Amazon backdoor exposed wishlist mailing addresses

There’s an article circulating right now about how Amazon customer service can be exploited to reveal targeted mailing addresses. I discovered and reported a similar vulnerability in December of 2014, which was reported to me as fixed in May of 2015. I haven’t publicly documented that process until now.

The vulnerability I discovered relates to Amazon wishlists. Users can associate wishlists with a private address, so that people can buy and ship them gifts without having the recipient’s private information. That address should be kept confidential throughout the entire process, but I found that third party shippers—routinely used for Amazon sites outside of the United States—would sometimes include it in confirmation emails.

In particular: I used Amazon.ca to send a book to a friend, and Canada Post delivered her full address to me in an email. In this exchange, Amazon’s confirmation email properly showed my friend’s address as redacted, but Canada Post revealed it in its entirety.

Amazon confirmation

That would be unacceptable in any circumstance. But it’s all the worse because some of the people who use Amazon wishlists are especially vulnerable to targeted harassment. The service is popular, for instance, among camgirls and sex workers accepting gifts. I’ve also seen wishlists from Twitter microcelebrities, who get occasional threats and unwanted creepy overtures, as well as wishlists from women who are trying to get some support after leaving an abusive domestic situation. For many of these people, a revealed address can be devastating.

I contacted Amazon Security via email,1 and got a confirmation number and a response from a human that it had been assigned to somebody. The fix, introduced in May, seems to simply removed the second confirmation email direct from Canada Post.

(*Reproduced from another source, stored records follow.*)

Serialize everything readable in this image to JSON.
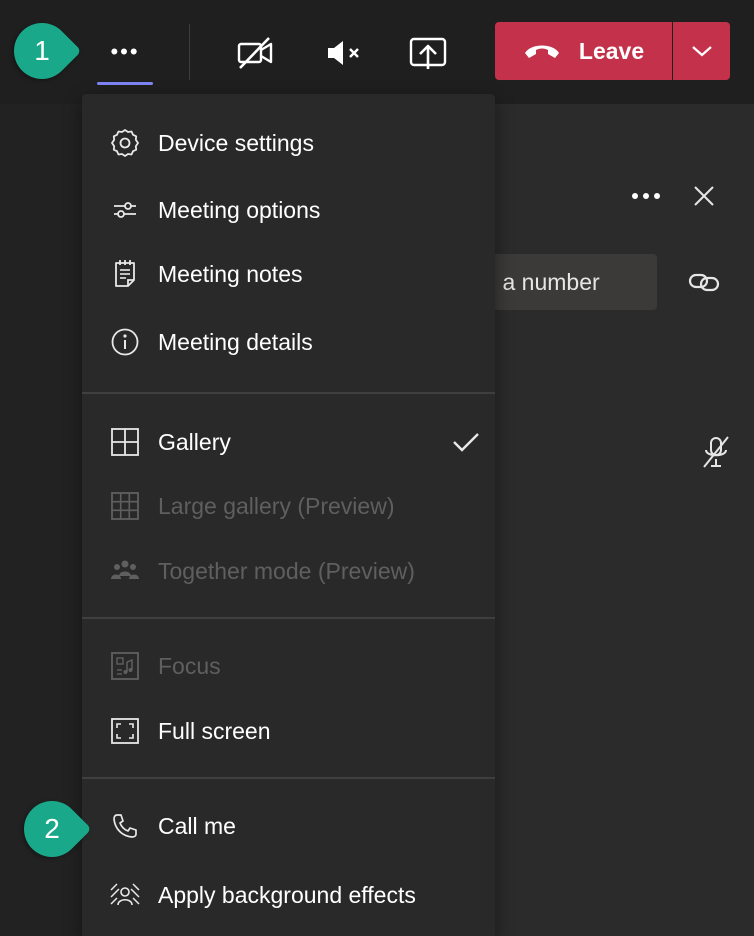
{
  "toolbar": {
    "more_label": "•••",
    "leave_label": "Leave"
  },
  "callouts": {
    "first": "1",
    "second": "2"
  },
  "side_panel": {
    "dial_text": "l a number"
  },
  "menu": {
    "items": [
      {
        "label": "Device settings",
        "icon": "gear-icon",
        "enabled": true
      },
      {
        "label": "Meeting options",
        "icon": "sliders-icon",
        "enabled": true
      },
      {
        "label": "Meeting notes",
        "icon": "notes-icon",
        "enabled": true
      },
      {
        "label": "Meeting details",
        "icon": "info-icon",
        "enabled": true
      },
      {
        "label": "Gallery",
        "icon": "gallery-grid-icon",
        "enabled": true,
        "selected": true
      },
      {
        "label": "Large gallery (Preview)",
        "icon": "large-gallery-icon",
        "enabled": false
      },
      {
        "label": "Together mode (Preview)",
        "icon": "people-group-icon",
        "enabled": false
      },
      {
        "label": "Focus",
        "icon": "focus-icon",
        "enabled": false
      },
      {
        "label": "Full screen",
        "icon": "fullscreen-icon",
        "enabled": true
      },
      {
        "label": "Call me",
        "icon": "phone-icon",
        "enabled": true
      },
      {
        "label": "Apply background effects",
        "icon": "background-effects-icon",
        "enabled": true
      }
    ]
  },
  "colors": {
    "leave_red": "#c4314b",
    "accent": "#7f85f5",
    "callout_teal": "#1aa88a",
    "menu_bg": "#292929"
  }
}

My email to Amazon Security

Amazon Security fix

Although the five month window to fix this situation seemed too long to me, I didn’t want to go public until it had been addressed. An attacker who knew about this vulnerability could easily exploit it for the cost of the cheapest item on a particular wishlist, and the only fix a user could make was removing their address entirely.

Given that particular combination—easy, cheap exploitation, and no alternative path to security—it seemed irresponsible in this case to disclose the problem publicly. Others may disagree.

This isn’t the first time wishlists have inadvertently leaked address data—it happened at least once before in 2011. Nor do I know for sure that the fix has been applied worldwide, as I only tested in Canada. Unfortunately, for people who could face threats if their address were revealed, Amazon seems like a dangerous service to share it with.

  1. They make a PGP key available, but only distribute it over unauthenticated HTTP. All the more reason Amazon should switch to entirely HTTPS.